Review – The Danish Girl

Not only is this film beautiful in its cinematic beauty, but it so wonderfully tells the story of the first known transgender woman, Lili. The film in itself is almost the poetry of an unspoken pain within a man who so desperately fights what is inevitable.

The story is based on the fictionalised life of Lili Eble from 2000 novel The Danish Girl, written by David Ebershoff.

It is the story of a young couple Gerda (Alicia Vikander) and Einer (Eddie Redmayne) in the mid 1920s living in Copenhagen. Both artists, Gerda is struggling to find the right subject to bring her talents to the world. That is until she finds her husband enjoys wearing womens clothign, which in turn creates Lili and resulting in Gerda finding the perfect subject to paint.

But what starts as a little bit of fun for the both of them, opens what has been a long and tormenting life of pain and anguish for Einer. And with every effort he fights the temptation to deny Lili to surface, he only feels more comfortable and certain he is trapped in the wrong body.

The story takes you on a journey through the pain and suffering not only Einer and Lily goes through, but also his wife Gerda. Einer physically and mentally takes you through a discovery of exactly what it is he is feeling: the fun and excitement of wearing a dress to a society ball, to tucking his penis between his legs while he feels the fabric of a dress.

But what you don’t expect is the true love and support Einer and Gerda has for each other even when Einer decides to have corrective surgery. Not an easy decision having already gone through radiation therapy and been seen to by countless doctors only to be told he is mentally ill.

The Danish Girls is a beauty in its own, only able with the wonderful vision of Director, Tom Hooper. It was clear the story had to be a form of art in itself as both the subjects were artists. And with that Hooper was able to create this beautiful backdrop to showcase the lives of Einer and Lili.


Hooper is famous for his award winning film, The Kings Speech starring Colin Firth and Geoffery Rush and Les Miserables. Two films Hooper managed to not only capture the stunning efforts of each of the actors but also let the films visually tell the story as well.

The film opens in a beautiful vibrant capture of landscapes and lone trees in lakes. The film spends some time in Copenhagen where the couple first lived. This was before Gerda’s portraits of Lili gained her international success and they moved to Paris.

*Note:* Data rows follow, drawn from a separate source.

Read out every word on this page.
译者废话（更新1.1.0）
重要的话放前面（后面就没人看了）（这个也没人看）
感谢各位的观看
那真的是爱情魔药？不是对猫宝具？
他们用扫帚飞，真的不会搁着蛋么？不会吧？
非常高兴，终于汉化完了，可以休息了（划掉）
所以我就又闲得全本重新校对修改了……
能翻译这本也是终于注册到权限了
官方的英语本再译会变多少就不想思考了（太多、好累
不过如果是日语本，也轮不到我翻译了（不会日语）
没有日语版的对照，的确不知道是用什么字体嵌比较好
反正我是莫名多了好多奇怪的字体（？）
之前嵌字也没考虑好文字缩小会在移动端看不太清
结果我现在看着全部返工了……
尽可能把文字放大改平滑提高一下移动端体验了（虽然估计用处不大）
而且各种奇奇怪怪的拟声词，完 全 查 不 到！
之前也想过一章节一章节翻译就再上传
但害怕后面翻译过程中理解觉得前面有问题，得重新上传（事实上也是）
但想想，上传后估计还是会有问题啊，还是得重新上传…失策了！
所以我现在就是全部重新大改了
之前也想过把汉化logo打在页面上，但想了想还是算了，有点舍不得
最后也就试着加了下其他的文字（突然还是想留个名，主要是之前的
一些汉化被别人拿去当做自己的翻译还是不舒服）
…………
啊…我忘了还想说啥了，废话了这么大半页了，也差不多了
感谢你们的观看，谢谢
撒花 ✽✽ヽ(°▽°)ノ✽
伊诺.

Both these locations added to the beauty and growth of the characters as the cities did itself.

Everywhere they went, every street they walked down the attention to detail was on point. Either adding to the story or creating a further work of art on top of what it was they were painting at the time.

Eddie Redmayne who played Einer and Lili managed to capture every beating emotion and thought in every second he was on the screen. There wasn’t a look he gave that would leave you thinking what he was trying to say. You knew exactly the emotion, confusion or even struggle he was portraying.

Redmayne, most famous for his portrayal as Stephen Hawking in The Theory of Everything, truly captured the confusion and determination to discover what it was that Einer and Lili were going through. He even managed to portray a true and undying love for his wife and later best friend, as he became a woman. But that wouldn’t have been an easy feat without the right actress to work next to.

Gerda played by Alicia Vikander known for her portrayal as an AI robot in Ex-Machina. Vikander has had a busy year with The Man From UNKLE and is filming the latest Bourne film, which is yet to be titled.

Vikander isn’t just your supporting role in this film. She stands out and throws everything she has at this truly emotion and confronting role. The two of them on screen together capture something amazing even with as much as a glance that most onscreen couples could only dream of.

The film is an honest, brutal, loving caring and open story of the late Lili Eble. It shows just how much torment someone can go through to make such a big decision in his or her life. And how important it is to have the support of loved ones and even that of long lost childhood friend.

This will open the eyes to show people can truly be trapped in the wrong body. And it will help those in the wrong body that they aren’t the only ones.